In general, there is a handful of “Do’s and Don’ts” that parents (and grandparents) can use to navigate their options for creating a Special Needs Plan that is a good fit for their family. It’s also a wise idea to create this plan with the help of a qualified Special Needs Attorney who will ensure that you do not overlook any of the following:
The Do’s Associated with Planning for Special Needs Families
- Plan ahead for your kids and grandkids. Today is certain, but nobody knows about tomorrow.
- Write out your will and establish a Special Needs Trust to safeguard your assets/properties for your
- Select a guardian or a designated trustee for your child with special needs.
- Petition the courts for a Guardianship for the right to remain in control of your child’s affairs when he or she becomes a legal adult.
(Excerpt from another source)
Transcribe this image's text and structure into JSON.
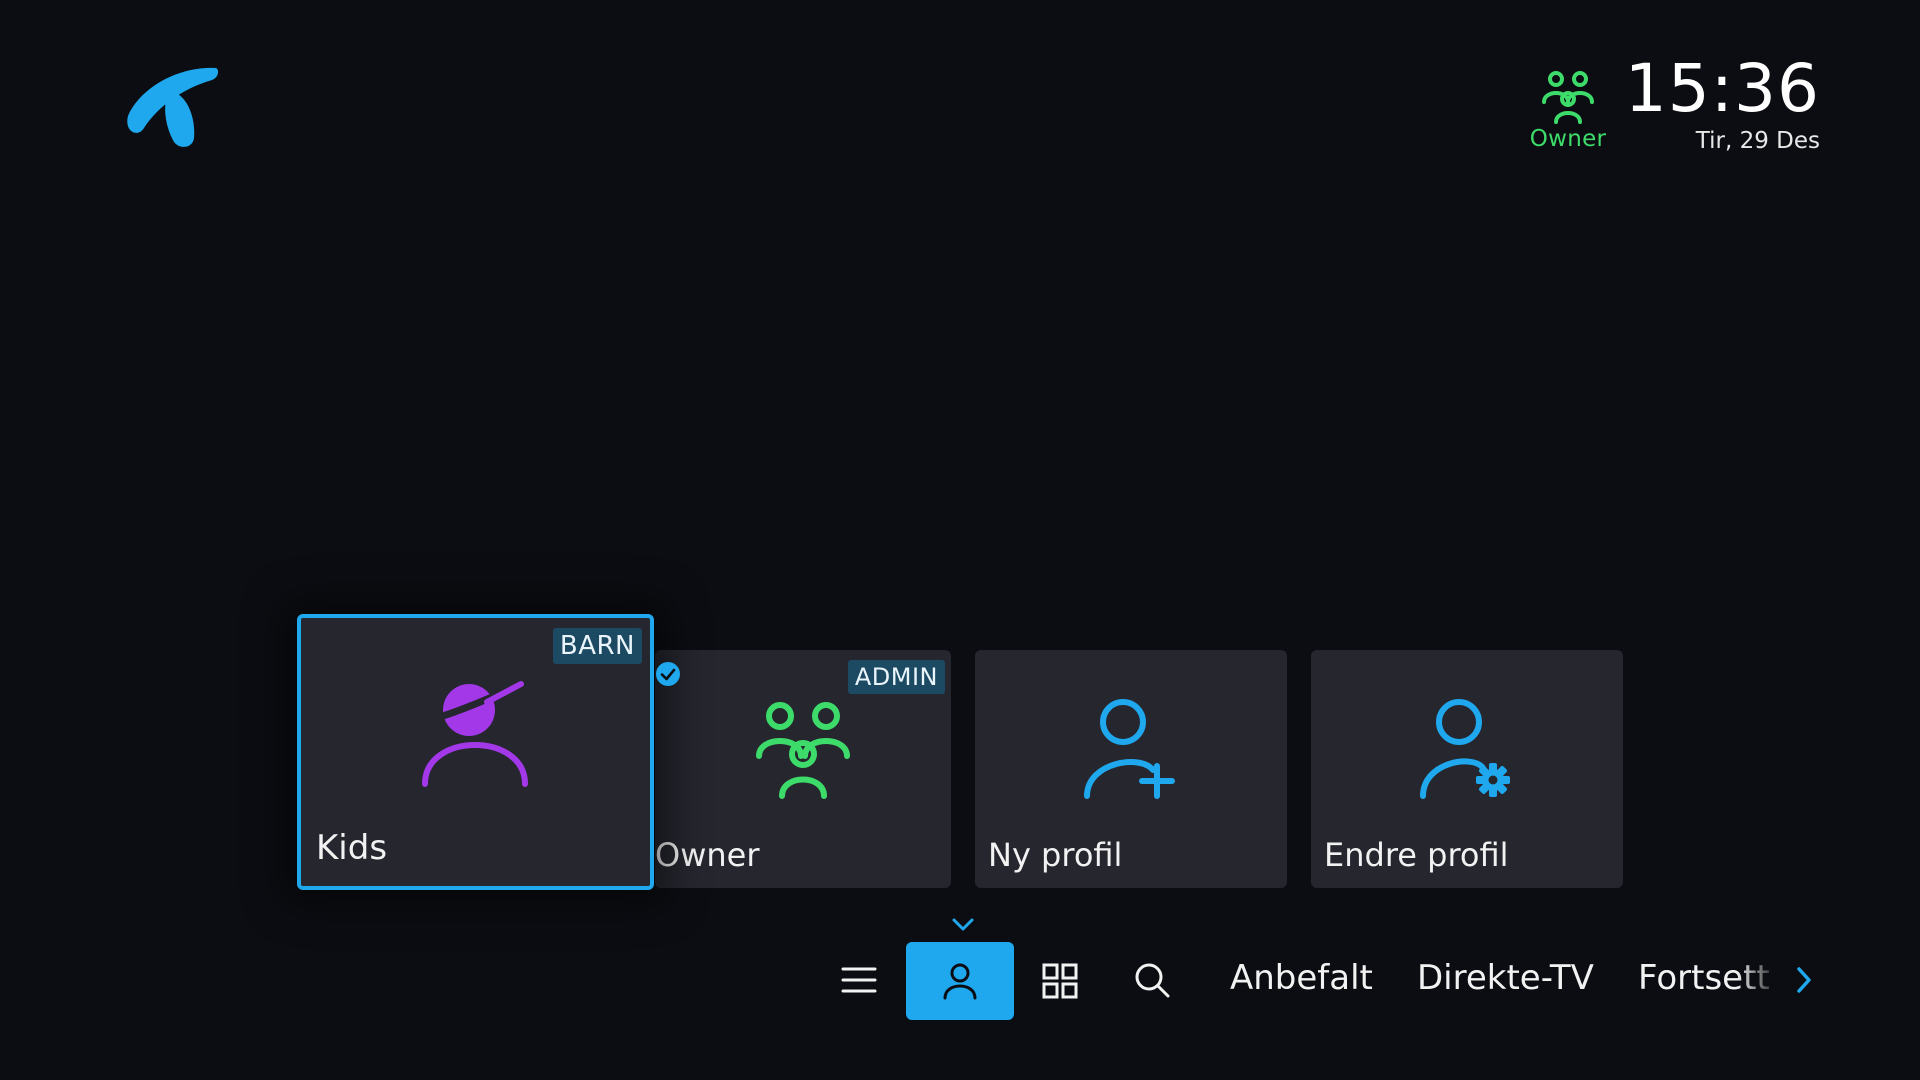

- Familiarize yourself with the various legal requirements that allow your child to be eligible for public assistance, such as Medicaid or SSI.
- Craft a letter of intent outlining your child’s special needs which may entail education, medical, religious, welfare, and other future-related needs.
- Discuss with your probate attorney how to fund the Special Needs Trust to ensure all future care needs will be met.
- Above all, discuss with an experienced Special Needs Attorney the right steps to take in order to carry out your plan.
The Don’ts Associated with Planning for Special Needs Families
- Leave a property or asset for your special needs child directly in your will. This is because doing so can automatically disqualify the child from government assistance.
- Transfer the share of the special needs family member’s property or asset to another family relative to ‘hold.’ This may lead to the loss of the property or misuse.
- Place accounts, assets, or property in joint ownership with your child who has special needs. In the future, it will be regarded as the child’s property.
- Make the mistake of leaving your property or asset in the name of a custodian for your child in a Uniform Transform to Minor Acts. It is important to point out that such funds belong to the beneficiary automatically at age 21.
- Make your child with special needs the sole beneficiary of any life insurance or retirement account.
- Transfer money to a trust that is not created with your child’s special needs in mind.